Q:カメラの動きが主体で、俳優はそれに合わせて演技したわけですか?


サム:まさに、そこがいちばん悩ましかったところだ。カメラの動きを優先するあまり、キャラクターの感情が失われる危険があった。俳優たちの演技がすばらしくても、カメラの動きが未完成だったり、あるいはその逆のパターンもある。どちらを重視するかは、つねにシーソーのように揺れ動いていたね。通常の映画なら、そのあたりを編集の段階で判断できるのだが、ワンカットの今作には不可能だった。




Q:ということは、かなりのリハーサルが必要になるわけですよね。舞台の演出も手がけるあなたは、映画でもリハーサルを重視すると聞いていますが……。

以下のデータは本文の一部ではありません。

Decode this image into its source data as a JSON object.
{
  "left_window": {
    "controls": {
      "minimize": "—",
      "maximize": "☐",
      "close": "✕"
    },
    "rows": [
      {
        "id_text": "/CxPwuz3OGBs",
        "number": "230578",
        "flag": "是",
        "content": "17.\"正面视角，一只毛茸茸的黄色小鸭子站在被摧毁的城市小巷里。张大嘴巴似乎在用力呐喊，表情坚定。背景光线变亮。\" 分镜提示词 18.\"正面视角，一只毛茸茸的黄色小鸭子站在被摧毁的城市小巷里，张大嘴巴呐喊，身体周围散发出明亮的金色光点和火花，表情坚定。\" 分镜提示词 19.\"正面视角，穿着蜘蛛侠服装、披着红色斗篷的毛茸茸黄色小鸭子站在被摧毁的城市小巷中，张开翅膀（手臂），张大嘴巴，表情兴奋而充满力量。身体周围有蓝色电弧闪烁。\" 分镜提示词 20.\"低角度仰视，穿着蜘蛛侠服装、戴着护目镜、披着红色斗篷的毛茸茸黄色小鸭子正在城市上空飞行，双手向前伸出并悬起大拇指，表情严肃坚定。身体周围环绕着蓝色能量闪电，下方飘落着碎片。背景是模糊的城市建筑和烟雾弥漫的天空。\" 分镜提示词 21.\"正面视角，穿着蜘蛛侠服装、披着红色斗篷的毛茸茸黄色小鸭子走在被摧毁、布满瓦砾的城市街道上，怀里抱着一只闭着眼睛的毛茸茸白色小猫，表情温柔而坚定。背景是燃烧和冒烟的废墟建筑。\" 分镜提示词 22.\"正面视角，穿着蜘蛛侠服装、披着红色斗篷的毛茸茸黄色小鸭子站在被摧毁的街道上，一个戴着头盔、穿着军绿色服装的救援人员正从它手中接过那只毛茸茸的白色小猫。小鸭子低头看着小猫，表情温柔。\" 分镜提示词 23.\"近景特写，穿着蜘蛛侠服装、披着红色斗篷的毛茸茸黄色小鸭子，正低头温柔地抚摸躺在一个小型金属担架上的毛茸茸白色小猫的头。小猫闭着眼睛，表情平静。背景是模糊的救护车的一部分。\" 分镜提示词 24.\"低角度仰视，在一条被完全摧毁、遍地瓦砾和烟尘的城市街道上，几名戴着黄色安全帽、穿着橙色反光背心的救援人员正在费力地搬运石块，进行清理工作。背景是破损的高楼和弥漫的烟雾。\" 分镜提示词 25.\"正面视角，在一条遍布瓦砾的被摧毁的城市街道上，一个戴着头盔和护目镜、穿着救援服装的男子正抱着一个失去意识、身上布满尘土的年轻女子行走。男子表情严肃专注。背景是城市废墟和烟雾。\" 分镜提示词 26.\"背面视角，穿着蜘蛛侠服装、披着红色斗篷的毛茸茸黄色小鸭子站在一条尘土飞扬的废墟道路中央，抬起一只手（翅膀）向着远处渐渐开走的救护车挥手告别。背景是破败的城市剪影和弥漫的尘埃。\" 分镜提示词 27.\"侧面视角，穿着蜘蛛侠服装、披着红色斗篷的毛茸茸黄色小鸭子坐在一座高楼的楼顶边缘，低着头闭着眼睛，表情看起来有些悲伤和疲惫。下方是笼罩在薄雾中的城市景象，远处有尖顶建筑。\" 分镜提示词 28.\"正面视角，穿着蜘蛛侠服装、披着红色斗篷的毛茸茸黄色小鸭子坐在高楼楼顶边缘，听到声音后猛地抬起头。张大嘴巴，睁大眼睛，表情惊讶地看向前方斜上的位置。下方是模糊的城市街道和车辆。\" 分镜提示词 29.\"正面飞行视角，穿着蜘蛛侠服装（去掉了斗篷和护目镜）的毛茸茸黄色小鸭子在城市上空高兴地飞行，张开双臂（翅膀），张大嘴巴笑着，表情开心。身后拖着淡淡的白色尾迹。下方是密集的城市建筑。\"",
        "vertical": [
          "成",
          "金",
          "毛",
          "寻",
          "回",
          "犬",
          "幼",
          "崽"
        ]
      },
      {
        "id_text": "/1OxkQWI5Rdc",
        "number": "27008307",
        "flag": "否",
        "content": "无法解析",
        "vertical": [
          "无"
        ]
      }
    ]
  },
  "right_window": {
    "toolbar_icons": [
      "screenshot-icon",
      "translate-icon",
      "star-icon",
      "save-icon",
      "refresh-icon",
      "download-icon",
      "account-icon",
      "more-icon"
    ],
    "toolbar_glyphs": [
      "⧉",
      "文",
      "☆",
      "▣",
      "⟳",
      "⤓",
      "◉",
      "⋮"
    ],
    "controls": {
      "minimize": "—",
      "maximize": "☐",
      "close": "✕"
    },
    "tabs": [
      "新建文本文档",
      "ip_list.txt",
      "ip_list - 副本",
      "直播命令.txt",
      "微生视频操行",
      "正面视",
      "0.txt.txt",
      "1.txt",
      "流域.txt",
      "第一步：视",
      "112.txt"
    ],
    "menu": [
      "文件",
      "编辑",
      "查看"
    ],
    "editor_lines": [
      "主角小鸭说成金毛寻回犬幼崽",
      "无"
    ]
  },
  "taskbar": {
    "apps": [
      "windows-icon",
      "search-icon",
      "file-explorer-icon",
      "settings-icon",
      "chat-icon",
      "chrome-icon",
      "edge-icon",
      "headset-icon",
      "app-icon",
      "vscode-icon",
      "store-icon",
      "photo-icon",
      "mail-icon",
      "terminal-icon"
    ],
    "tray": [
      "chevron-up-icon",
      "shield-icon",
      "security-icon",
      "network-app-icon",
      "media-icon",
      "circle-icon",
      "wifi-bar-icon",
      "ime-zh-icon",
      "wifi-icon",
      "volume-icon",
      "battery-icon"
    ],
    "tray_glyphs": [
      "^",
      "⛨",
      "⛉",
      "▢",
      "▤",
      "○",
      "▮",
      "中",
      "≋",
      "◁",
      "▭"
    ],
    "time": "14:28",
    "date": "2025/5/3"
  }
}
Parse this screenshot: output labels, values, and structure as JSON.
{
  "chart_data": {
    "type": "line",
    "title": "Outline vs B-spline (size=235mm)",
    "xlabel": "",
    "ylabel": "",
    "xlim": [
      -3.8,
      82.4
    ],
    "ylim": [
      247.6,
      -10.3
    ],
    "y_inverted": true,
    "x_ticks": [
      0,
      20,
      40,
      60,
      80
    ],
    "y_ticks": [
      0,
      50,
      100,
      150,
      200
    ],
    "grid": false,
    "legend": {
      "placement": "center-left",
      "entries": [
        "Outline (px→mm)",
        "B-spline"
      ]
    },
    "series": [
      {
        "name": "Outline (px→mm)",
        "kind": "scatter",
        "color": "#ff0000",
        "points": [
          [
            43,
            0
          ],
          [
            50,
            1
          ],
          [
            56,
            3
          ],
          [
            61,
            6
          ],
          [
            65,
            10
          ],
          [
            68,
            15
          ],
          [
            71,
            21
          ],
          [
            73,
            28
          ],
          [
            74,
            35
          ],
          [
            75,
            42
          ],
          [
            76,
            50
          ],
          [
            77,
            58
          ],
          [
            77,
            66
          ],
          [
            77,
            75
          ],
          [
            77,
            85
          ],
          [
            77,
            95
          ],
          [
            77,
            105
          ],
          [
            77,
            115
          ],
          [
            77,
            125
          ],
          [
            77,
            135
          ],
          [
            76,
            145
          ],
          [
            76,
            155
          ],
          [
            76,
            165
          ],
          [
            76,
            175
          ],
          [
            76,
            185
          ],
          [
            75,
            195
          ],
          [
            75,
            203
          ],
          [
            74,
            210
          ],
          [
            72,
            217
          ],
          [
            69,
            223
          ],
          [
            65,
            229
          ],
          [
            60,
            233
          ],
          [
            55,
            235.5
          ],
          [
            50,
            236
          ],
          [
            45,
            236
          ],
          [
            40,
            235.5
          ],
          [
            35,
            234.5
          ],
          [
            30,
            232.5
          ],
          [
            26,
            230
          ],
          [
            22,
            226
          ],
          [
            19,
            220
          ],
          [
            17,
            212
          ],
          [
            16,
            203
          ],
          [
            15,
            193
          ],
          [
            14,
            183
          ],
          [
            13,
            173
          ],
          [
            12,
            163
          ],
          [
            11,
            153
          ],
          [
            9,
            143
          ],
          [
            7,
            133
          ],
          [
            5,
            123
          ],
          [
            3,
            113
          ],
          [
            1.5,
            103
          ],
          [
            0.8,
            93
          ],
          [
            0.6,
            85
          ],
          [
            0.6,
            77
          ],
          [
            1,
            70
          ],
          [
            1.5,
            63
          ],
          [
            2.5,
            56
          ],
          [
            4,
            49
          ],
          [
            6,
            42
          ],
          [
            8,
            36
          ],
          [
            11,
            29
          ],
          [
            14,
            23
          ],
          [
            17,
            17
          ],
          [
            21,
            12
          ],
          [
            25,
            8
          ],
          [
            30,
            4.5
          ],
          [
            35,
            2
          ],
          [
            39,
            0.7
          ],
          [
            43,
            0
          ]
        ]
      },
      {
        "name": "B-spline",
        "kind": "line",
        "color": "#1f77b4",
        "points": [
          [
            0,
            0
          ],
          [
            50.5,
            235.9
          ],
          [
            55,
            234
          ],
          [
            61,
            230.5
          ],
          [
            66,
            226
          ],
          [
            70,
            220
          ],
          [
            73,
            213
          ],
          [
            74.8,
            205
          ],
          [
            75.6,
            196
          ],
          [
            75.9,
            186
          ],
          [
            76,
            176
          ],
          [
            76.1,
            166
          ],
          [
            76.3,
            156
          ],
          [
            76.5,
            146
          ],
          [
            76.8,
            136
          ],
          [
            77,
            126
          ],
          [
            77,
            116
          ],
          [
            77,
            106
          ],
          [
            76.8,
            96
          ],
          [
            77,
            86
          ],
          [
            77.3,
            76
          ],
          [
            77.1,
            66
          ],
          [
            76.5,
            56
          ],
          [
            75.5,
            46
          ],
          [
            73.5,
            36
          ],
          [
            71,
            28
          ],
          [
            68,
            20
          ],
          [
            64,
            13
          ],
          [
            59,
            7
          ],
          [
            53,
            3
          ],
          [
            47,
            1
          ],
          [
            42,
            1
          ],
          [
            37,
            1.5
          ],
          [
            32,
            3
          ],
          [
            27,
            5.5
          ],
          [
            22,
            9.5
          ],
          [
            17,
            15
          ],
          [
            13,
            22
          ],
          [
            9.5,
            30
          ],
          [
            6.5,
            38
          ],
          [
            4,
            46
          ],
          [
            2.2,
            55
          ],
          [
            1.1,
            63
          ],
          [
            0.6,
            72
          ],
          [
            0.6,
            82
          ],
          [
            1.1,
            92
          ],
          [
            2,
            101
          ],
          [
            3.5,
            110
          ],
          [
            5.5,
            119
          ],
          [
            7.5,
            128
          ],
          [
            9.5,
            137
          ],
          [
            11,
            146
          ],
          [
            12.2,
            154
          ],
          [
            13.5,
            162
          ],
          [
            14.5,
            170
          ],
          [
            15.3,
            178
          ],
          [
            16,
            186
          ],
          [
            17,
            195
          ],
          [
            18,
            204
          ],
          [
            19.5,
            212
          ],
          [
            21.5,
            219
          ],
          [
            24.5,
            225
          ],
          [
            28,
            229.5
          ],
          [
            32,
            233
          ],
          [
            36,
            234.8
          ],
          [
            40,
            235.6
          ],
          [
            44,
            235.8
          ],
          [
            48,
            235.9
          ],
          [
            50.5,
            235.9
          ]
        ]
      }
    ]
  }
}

サム:たしかにリハーサルをするが、俳優を信頼しているので、ふだんの映画ではそんなにたくさんはやらない。しかし今回はリハーサルを、大げさではなく、いつもの50倍以上はやった。たとえば移動のシーンでは、俳優にセリフを話してもらい、何秒かかるか、どれくらいの距離を進むのかを確認する。更地に旗や杭を打って、その距離が決まったら、そこに果樹園などを作るわけだ。つまりリハーサルしてからセットを完成させる工程だ。また、実際の撮影はワンカットで統一させるため、曇天でしか行えないので、晴天時はリハーサルに使ったりした。こうしたリハーサル量のおかげで、俳優たちは演技を肉体の記憶として取り込めたと思う。演技をしていることを忘れさせ、そこに“生きている”状態になることは、時間のかかるプロセスだからね。